Some students’ opinions reflect their thoughts on how remakes are not really capturing the same classic films.
Jennifer Peña, a second-year psychology and Spanish double major, isn’t thrilled with the reinterpretations.
“Classics are good movies but don’t do a good job [at] capturing the essential element that made the movies iconic in the first place,” Peña said. “While its a good idea that they want to expose this generation with what we grew up but it doesn’t capture all of it and the audience will be disappointed if that element is not there.”
Whereas Courtney Gobrera, a first-year transfer and managerial economics major, believes that the remakes are okay, as long as children have seen the originals.
“The industry wanted to remake the movies so that every generation can know about the movies but the originals are what the youth should know,” Gobrera said. “They should be exposed to the originals first instead, for the remakes lose that quality with the use of technology.”

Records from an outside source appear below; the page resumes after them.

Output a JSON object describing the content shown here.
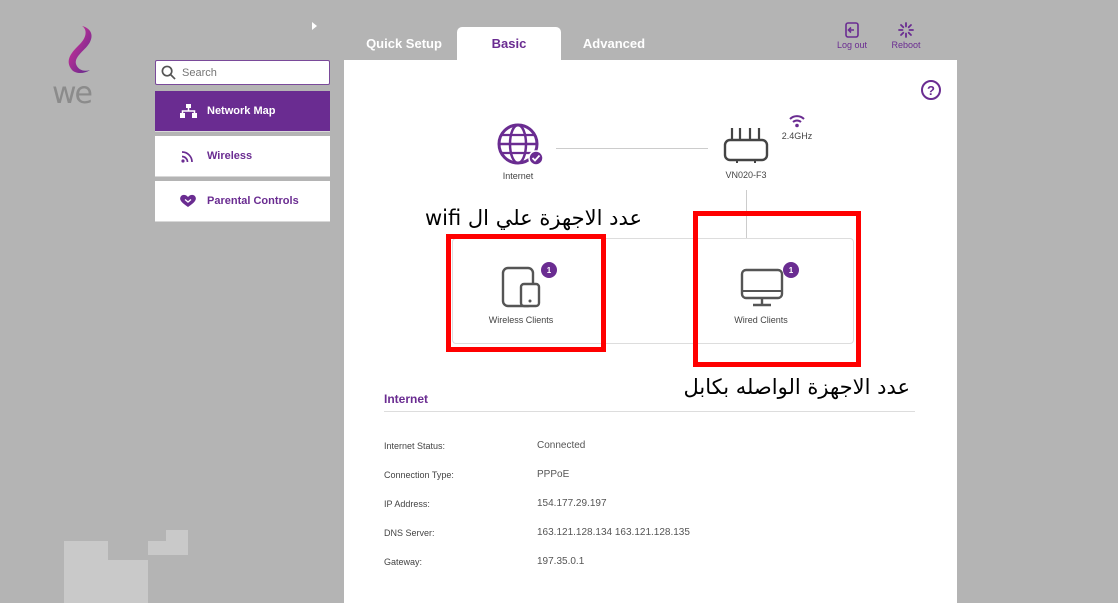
{
  "brand": {
    "logo_text": "we",
    "purple": "#6a2c91"
  },
  "search": {
    "placeholder": "Search"
  },
  "sidebar": {
    "items": [
      {
        "label": "Network Map",
        "icon": "network-icon",
        "active": true
      },
      {
        "label": "Wireless",
        "icon": "wifi-icon",
        "active": false
      },
      {
        "label": "Parental Controls",
        "icon": "heart-icon",
        "active": false
      }
    ]
  },
  "tabs": [
    {
      "label": "Quick Setup",
      "active": false
    },
    {
      "label": "Basic",
      "active": true
    },
    {
      "label": "Advanced",
      "active": false
    }
  ],
  "header": {
    "logout_label": "Log out",
    "reboot_label": "Reboot"
  },
  "network_map": {
    "internet_label": "Internet",
    "router_label": "VN020-F3",
    "band_label": "2.4GHz",
    "wireless_clients": {
      "label": "Wireless Clients",
      "count": "1"
    },
    "wired_clients": {
      "label": "Wired Clients",
      "count": "1"
    }
  },
  "annotations": {
    "wifi_devices": "عدد الاجهزة علي ال wifi",
    "cable_devices": "عدد الاجهزة الواصله بكابل",
    "highlight_color": "#ff0000"
  },
  "internet": {
    "title": "Internet",
    "rows": [
      {
        "label": "Internet Status:",
        "value": "Connected"
      },
      {
        "label": "Connection Type:",
        "value": "PPPoE"
      },
      {
        "label": "IP Address:",
        "value": "154.177.29.197"
      },
      {
        "label": "DNS Server:",
        "value": "163.121.128.134 163.121.128.135"
      },
      {
        "label": "Gateway:",
        "value": "197.35.0.1"
      }
    ]
  }
}
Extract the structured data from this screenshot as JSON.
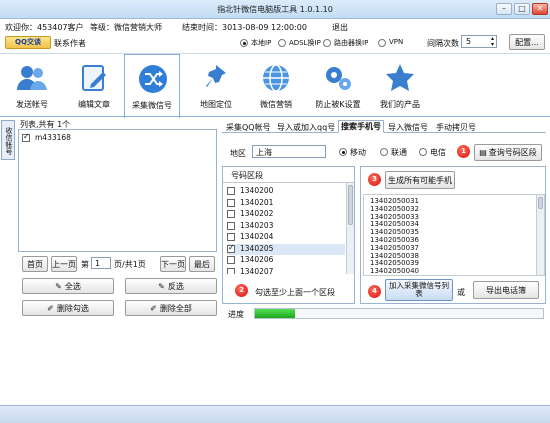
{
  "window": {
    "title": "指北针微信电脑版工具 1.0.1.10"
  },
  "info": {
    "welcome": "欢迎你：453407客户",
    "level": "等级：微信营销大师",
    "expires": "结束时间：3013-08-09 12:00:00",
    "logout": "退出"
  },
  "subbar": {
    "qq_label": "QQ交谈",
    "contact": "联系作者",
    "proxy_options": [
      "本地IP",
      "ADSL换IP",
      "路由器换IP",
      "VPN"
    ],
    "interval_label": "间隔次数",
    "interval_value": "5",
    "config_button": "配置..."
  },
  "toolbar": [
    {
      "label": "发送帐号",
      "icon": "users-icon"
    },
    {
      "label": "编辑文章",
      "icon": "edit-icon"
    },
    {
      "label": "采集微信号",
      "icon": "shuffle-icon"
    },
    {
      "label": "地图定位",
      "icon": "pin-icon"
    },
    {
      "label": "微信营销",
      "icon": "globe-icon"
    },
    {
      "label": "防止被K设置",
      "icon": "gears-icon"
    },
    {
      "label": "我们的产品",
      "icon": "star-icon"
    }
  ],
  "sidetab": "收信帐号",
  "left_panel": {
    "list_title": "列表,共有 1个",
    "items": [
      {
        "text": "m433168",
        "checked": true
      }
    ],
    "first": "首页",
    "prev": "上一页",
    "page_prefix": "第",
    "page_value": "1",
    "page_suffix": "页/共1页",
    "next": "下一页",
    "last": "最后",
    "select_all": "全选",
    "invert": "反选",
    "delete_checked": "删除勾选",
    "delete_all": "删除全部"
  },
  "tabs": [
    "采集QQ帐号",
    "导入或加入qq号",
    "搜索手机号",
    "导入微信号",
    "手动拷贝号"
  ],
  "area": {
    "label": "地区",
    "value": "上海",
    "carriers": [
      "移动",
      "联通",
      "电信"
    ],
    "query_button": "查询号码区段"
  },
  "segments": {
    "header": "号码区段",
    "items": [
      {
        "text": "1340200",
        "checked": false
      },
      {
        "text": "1340201",
        "checked": false
      },
      {
        "text": "1340202",
        "checked": false
      },
      {
        "text": "1340203",
        "checked": false
      },
      {
        "text": "1340204",
        "checked": false
      },
      {
        "text": "1340205",
        "checked": true
      },
      {
        "text": "1340206",
        "checked": false
      },
      {
        "text": "1340207",
        "checked": false
      }
    ],
    "hint": "勾选至少上面一个区段"
  },
  "generate": {
    "button": "生成所有可能手机",
    "numbers": [
      "13402050031",
      "13402050032",
      "13402050033",
      "13402050034",
      "13402050035",
      "13402050036",
      "13402050037",
      "13402050038",
      "13402050039",
      "13402050040"
    ],
    "add_button": "加入采集微信号列表",
    "or": "或",
    "export_button": "导出电话簿"
  },
  "badges": [
    "1",
    "2",
    "3",
    "4"
  ],
  "progress": {
    "label": "进度",
    "value": 0.14
  },
  "colors": {
    "accent": "#3b7fd1",
    "badge": "#dd2222",
    "progress": "#22b022"
  }
}
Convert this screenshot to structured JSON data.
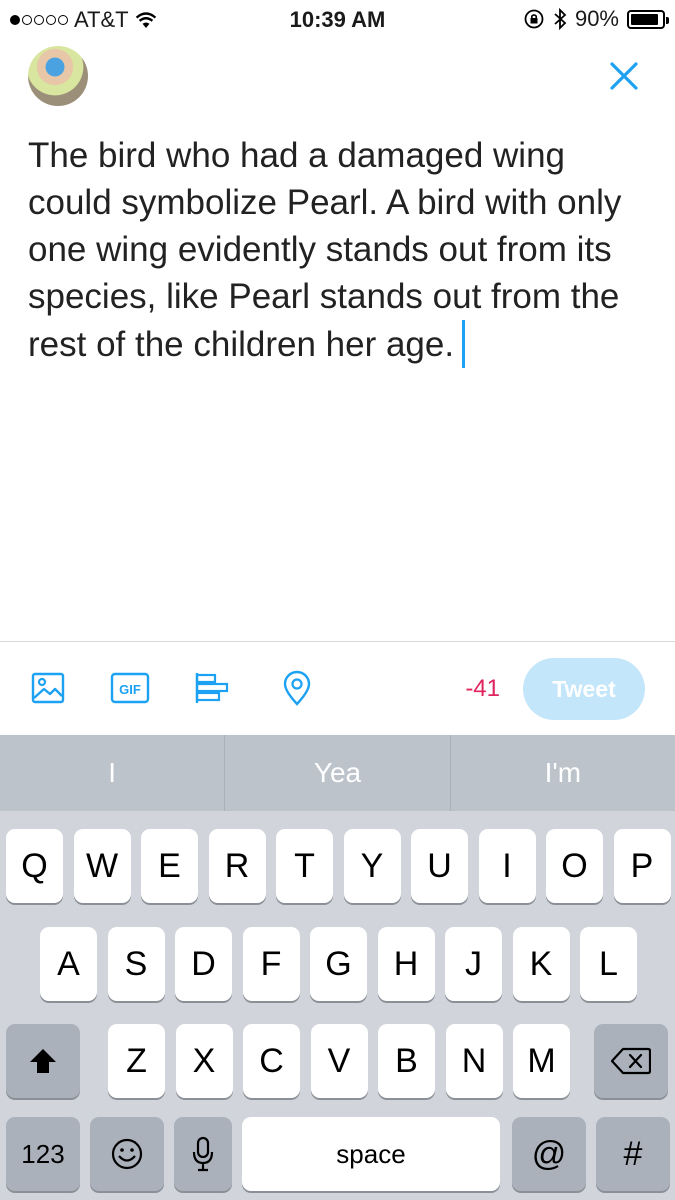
{
  "status_bar": {
    "carrier": "AT&T",
    "time": "10:39 AM",
    "battery": "90%",
    "battery_level": 0.9,
    "signal_bars": 1
  },
  "header": {
    "avatar": "profile-photo",
    "close_icon": "close-x-icon"
  },
  "composer": {
    "text": "The bird who had a damaged wing could symbolize Pearl. A bird with only one wing evidently stands out from its species, like Pearl stands out from the rest of the children her age."
  },
  "toolbar": {
    "icons": [
      "image-icon",
      "gif-icon",
      "poll-icon",
      "location-pin-icon"
    ],
    "gif_label": "GIF",
    "char_count": "-41",
    "tweet_label": "Tweet"
  },
  "keyboard": {
    "suggestions": [
      "I",
      "Yea",
      "I'm"
    ],
    "row1": [
      "Q",
      "W",
      "E",
      "R",
      "T",
      "Y",
      "U",
      "I",
      "O",
      "P"
    ],
    "row2": [
      "A",
      "S",
      "D",
      "F",
      "G",
      "H",
      "J",
      "K",
      "L"
    ],
    "row3": [
      "Z",
      "X",
      "C",
      "V",
      "B",
      "N",
      "M"
    ],
    "numbers_label": "123",
    "space_label": "space",
    "at_label": "@",
    "hash_label": "#"
  },
  "colors": {
    "accent": "#1da1f2",
    "count_negative": "#e0245e",
    "tweet_disabled": "#c3e6fa"
  }
}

There will always be mixed feelings on what fans are expecting, and there will always be hesitation about any renovations done to the classic characters our generation grew up idolizing.
With my younger sister, the generation gap becomes obvious. It is interesting to watch young people, who have never seen the originals, become fans of the new movies and cartoons, while we find it difficult to adjust to the changes. While we are filled with nostalgia and sometimes anger at our fond memories being upgraded, they are filled with fascination.